La société Zylangia verse aux débats de nombreuses pièces qui établissent une exploitation importante de la marque à l’étranger, au moins depuis 2007 ( attestations, factures, extraits de magazines). Par ailleurs, elle verse aux débats une attestation de la société française STS selon laquelle cette société conditionne les produits de parfumerie de la marque PRINCESSE MARINA DE BOURBON dans ses ateliers depuis 1994 et que pour 2010 elle a conditionné plus d’un million de flacons (pièce 59). Elle verse également aux débats différents emballages portant la marque PRINCESSE MARINA DE BOURBON avec en dessous l’indication Paris. Sur certains emballages la marque est également surmontée d’une couronne. Selon l’article L714-5 c) le titulaire de la marque peut valablement se prévaloir à titre d’usage de l’apposition de la marque sur des produits ou leurs conditionnements destinés exclusivement à l’exportation. Ces pièces qui établissent une exploitation importante de la marque à l’étranger avec un conditionnement des produits réalisé en France par la société STS constituent des preuves suffisantes d’un usage sérieux de la marque.

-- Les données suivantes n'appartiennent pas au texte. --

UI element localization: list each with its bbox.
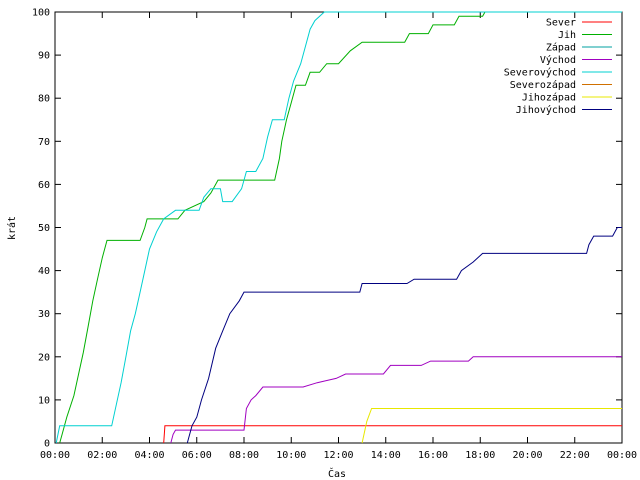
legend-label: Jihovýchod (516, 104, 576, 116)
y-tick-label: 80 (38, 94, 50, 105)
series-line-Sever (163, 425, 622, 444)
y-tick-label: 90 (38, 51, 50, 62)
legend-label: Jihozápad (522, 92, 576, 104)
series-line-Jihozápad (361, 408, 622, 444)
x-tick-label: 22:00 (560, 450, 590, 461)
x-tick-label: 00:00 (607, 450, 637, 461)
y-tick-label: 60 (38, 180, 50, 191)
legend-label: Severozápad (510, 79, 576, 91)
x-tick-label: 20:00 (512, 450, 542, 461)
legend-label: Východ (540, 54, 576, 66)
series-lines (55, 11, 622, 444)
x-axis-label: Čas (328, 467, 346, 480)
y-tick-label: 50 (38, 223, 50, 234)
x-tick-label: 12:00 (323, 450, 353, 461)
y-tick-label: 70 (38, 137, 50, 148)
y-tick-label: 10 (38, 395, 50, 406)
y-tick-label: 20 (38, 352, 50, 363)
y-tick-label: 40 (38, 266, 50, 277)
legend: SeverJihZápadVýchodSeverovýchodSeverozáp… (504, 18, 612, 116)
x-tick-label: 16:00 (418, 450, 448, 461)
x-tick-label: 06:00 (182, 450, 212, 461)
series-line-Severovýchod (55, 11, 622, 444)
x-tick-label: 00:00 (40, 450, 70, 461)
axes: 0 10 20 30 40 50 60 70 80 90 100 00:00 02:00 04:00 06:… (32, 8, 637, 462)
legend-label: Sever (546, 18, 576, 29)
y-tick-label: 30 (38, 309, 50, 320)
series-line-Jihovýchod (186, 227, 622, 444)
y-tick-label: 100 (32, 8, 50, 19)
x-tick-label: 18:00 (465, 450, 495, 461)
x-tick-label: 14:00 (371, 450, 401, 461)
series-line-Jih (59, 11, 622, 444)
x-tick-label: 02:00 (87, 450, 117, 461)
legend-label: Západ (546, 42, 576, 54)
legend-label: Jih (558, 30, 576, 41)
x-tick-label: 10:00 (276, 450, 306, 461)
y-tick-label: 0 (44, 439, 50, 450)
y-axis-label: krát (6, 216, 18, 240)
legend-label: Severovýchod (504, 67, 576, 79)
series-line-Východ (170, 356, 622, 444)
x-tick-label: 08:00 (229, 450, 259, 461)
x-tick-label: 04:00 (134, 450, 164, 461)
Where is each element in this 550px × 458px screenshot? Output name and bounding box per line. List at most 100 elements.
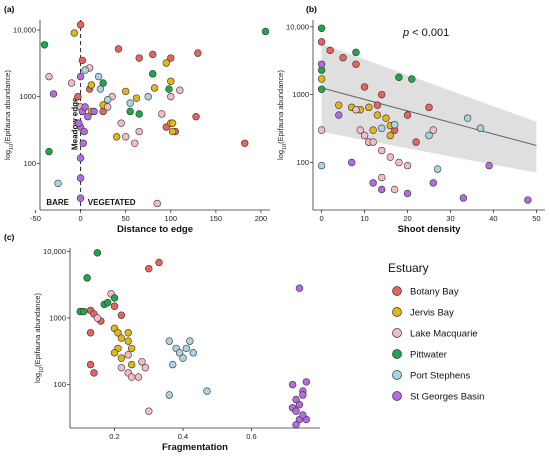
y-axis-title: log10(Epifauna abundance)	[3, 70, 15, 160]
data-point	[117, 354, 126, 362]
legend-swatch	[392, 328, 402, 338]
data-point	[317, 75, 326, 83]
data-point	[352, 105, 360, 114]
data-point	[326, 46, 334, 55]
data-point	[395, 73, 403, 82]
x-tick-label: 40	[489, 214, 497, 223]
data-point	[352, 60, 360, 68]
data-point	[429, 126, 437, 134]
data-point	[110, 294, 119, 302]
data-point	[40, 41, 49, 49]
y-tick-label: 1000	[49, 314, 66, 323]
data-point	[121, 87, 130, 96]
data-point	[167, 92, 175, 101]
data-point	[167, 54, 175, 62]
y-title-log: log	[3, 150, 12, 160]
data-point	[90, 107, 98, 116]
x-axis-title: Fragmentation	[162, 442, 228, 453]
x-tick-label: -50	[30, 214, 41, 223]
panel-b: (b) p < 0.001 0 10 20 30 40 50 100 1000 10,000 Shoo…	[276, 4, 545, 235]
data-point	[124, 337, 132, 345]
data-point	[79, 307, 88, 316]
x-axis-title: Distance to edge	[117, 224, 193, 235]
legend-swatch	[392, 349, 402, 359]
data-point	[135, 127, 143, 136]
data-point	[299, 391, 307, 399]
data-point	[186, 337, 194, 345]
y-title-sub: 10	[9, 144, 15, 150]
data-point	[81, 66, 89, 74]
data-point	[524, 196, 532, 204]
data-point	[302, 378, 311, 386]
data-point	[168, 119, 177, 127]
data-point	[150, 84, 159, 92]
data-point	[127, 360, 136, 369]
data-point	[378, 124, 386, 132]
data-point	[317, 24, 326, 32]
y-tick-label: 10,000	[43, 247, 66, 256]
data-point	[378, 173, 386, 182]
y-tick-label: 100	[53, 380, 66, 389]
data-point	[317, 126, 326, 134]
data-point	[126, 99, 134, 107]
x-axis-title: Shoot density	[398, 224, 462, 235]
legend-swatch	[392, 307, 402, 317]
data-point	[317, 60, 326, 68]
data-point	[127, 344, 136, 353]
data-point	[403, 189, 412, 198]
data-point	[176, 86, 184, 94]
legend-label: St Georges Basin	[410, 392, 484, 403]
data-point	[93, 314, 102, 322]
data-point	[86, 329, 95, 337]
data-point	[96, 85, 105, 93]
legend-label: Botany Bay	[410, 287, 459, 298]
data-point	[99, 79, 107, 87]
data-point	[81, 103, 89, 111]
panel-a: (a) Meadow edge BARE VEGETATED -50 0 50 100 150 2…	[3, 4, 270, 235]
x-tick-label: 200	[255, 214, 268, 223]
x-tick-label: 50	[122, 214, 130, 223]
data-point	[425, 103, 433, 112]
data-point	[292, 395, 300, 404]
data-point	[165, 85, 173, 93]
data-point	[295, 284, 304, 292]
x-tick-label: 20	[403, 214, 411, 223]
data-point	[395, 158, 403, 167]
data-point	[132, 94, 141, 102]
data-point	[145, 264, 153, 273]
legend-swatch	[392, 370, 402, 380]
data-point	[126, 107, 134, 116]
data-point	[76, 194, 85, 202]
data-point	[192, 113, 200, 121]
data-point	[135, 54, 143, 62]
data-point	[386, 153, 395, 161]
legend-item: Pittwater	[392, 349, 447, 361]
y-tick-label: 1000	[19, 92, 36, 101]
legend-label: Pittwater	[410, 350, 447, 361]
x-tick-label: 0	[320, 214, 324, 223]
data-point	[144, 92, 152, 101]
x-tick-label: 30	[446, 214, 454, 223]
data-point	[365, 103, 373, 112]
data-point	[138, 358, 146, 366]
data-point	[54, 179, 62, 188]
data-point	[179, 354, 187, 362]
data-point	[317, 85, 326, 93]
data-point	[117, 119, 125, 127]
data-point	[459, 194, 468, 202]
data-point	[87, 81, 96, 89]
y-title-sub: 10	[39, 367, 45, 373]
x-tick-label: 0	[79, 214, 83, 223]
data-point	[165, 337, 174, 345]
data-point	[80, 127, 88, 136]
data-point	[165, 391, 174, 399]
vegetated-label: VEGETATED	[88, 198, 136, 207]
y-title-log: log	[33, 373, 42, 383]
data-point	[369, 126, 377, 134]
panel-label: (a)	[4, 4, 15, 14]
regression-line	[321, 87, 537, 147]
legend-swatch	[392, 391, 402, 401]
data-point	[408, 75, 416, 83]
y-title-rest: (Epifauna abundance)	[3, 70, 12, 144]
data-point	[189, 349, 197, 357]
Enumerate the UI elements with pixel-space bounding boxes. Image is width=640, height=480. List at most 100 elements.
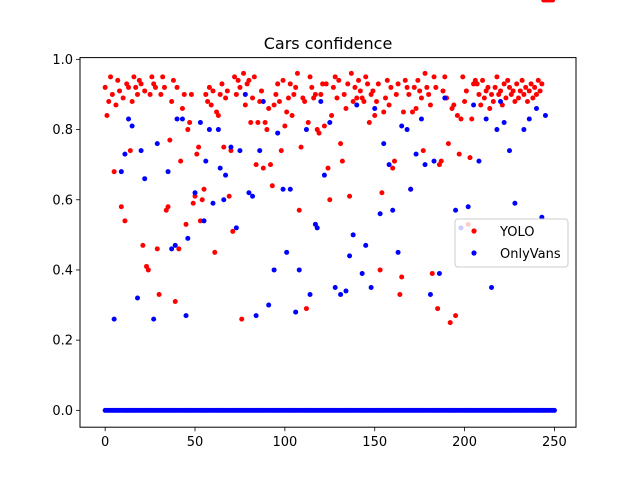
yolo-point — [226, 193, 232, 199]
onlyvans-point — [350, 232, 356, 238]
yolo-point — [366, 120, 372, 126]
yolo-point — [232, 74, 238, 80]
yolo-point — [533, 91, 539, 97]
onlyvans-point — [169, 246, 175, 252]
yolo-point — [517, 88, 523, 94]
yolo-point — [345, 81, 351, 87]
yolo-point — [458, 116, 464, 122]
yolo-point — [429, 270, 435, 276]
onlyvans-point — [489, 285, 495, 291]
onlyvans-point — [338, 292, 344, 298]
onlyvans-point — [399, 123, 405, 129]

Par ailleurs, le procès-verbal de constat du 30 juin 2010 versé aux débats par Marina de B P fait apparaître que des produits de parfumerie (parfums et talc) sont commercialisés sous la marque, dans le magasin du boulevard de Courcelles à Paris. Le fait que la marque soit assez généralement suivie de l’indication Paris n’en altère pas le caractère distinctif, le mot Paris étant couramment ajouté sur des produits de luxe d’origine française. De la même façon, la présence d’une couronne surmontant la marque ne vient qu’illustrer le mot PRINCESSE et n’altère pas la marque. Les demandeurs à la déchéance font valoir que la société Zylangia a elle-même déposé plusieurs marques incluant la dénomination PRINCESSE MARINA DE BOURBON et que l’exploitation de ces marques ne peut valoir usage de la marque n° 94/ 543 655. Cependant les marques de la société Zylangia représentent les conditionnements des parfums et elles reproduisent la marque PRINCESSE MARINA DE BOURBON parce que celle-ci figure sur les différents conditionnements (flacons ou emballages carton). Néanmoins en reproduisant la marque sur le flacon ou son conditionnement carton, la société Zylangia a manifestement la volonté d’exploiter la marque première qui désigne le parfum et qui est l’élément attractif pour le consommateur et l’existence d’une marque seconde portant sur l’aspect du conditionnement ne fait pas échec à l’usage ce cette marque. Il y a donc lieu d’admettre qu’il est fait un usage sérieux de la marque pour les produits de parfumerie et les huiles essentielles de la classe 3 à l’exception des autres produits pour lesquels il n’est pas justifié d’une exploitation.
En revanche pour les produits des classes 8, 18, 20, 25, 29 et 33, Marina de B P verse aux débats le procès-verbal de constat du 30 juin 2010 qui fait état de la présence d’un parapluie portant les mentions PRINCESSE MARINA DE B surmontées d’une couronne et suivies de l’indication Paris. Cependant la présence de ce parapluie ne constitue pas un usage sérieux pour les autres produits pour lesquels la marque a été déposée. 11 y a donc lieu de prononcer la déchéance de la marque PRINCESSE MARINA DE BOURBON pour les préparations pour blanchir et autres, substances pour lessiver, préparation pour nettoyer, polir, dégraisser, abraser, savons, cosmétiques lotions pour cheveux de la classe 3 et l’ensemble des produits des classes 8,18,20,25,29 et 33 à compter du 12 mai 2000, en l’absence de toute exploitation.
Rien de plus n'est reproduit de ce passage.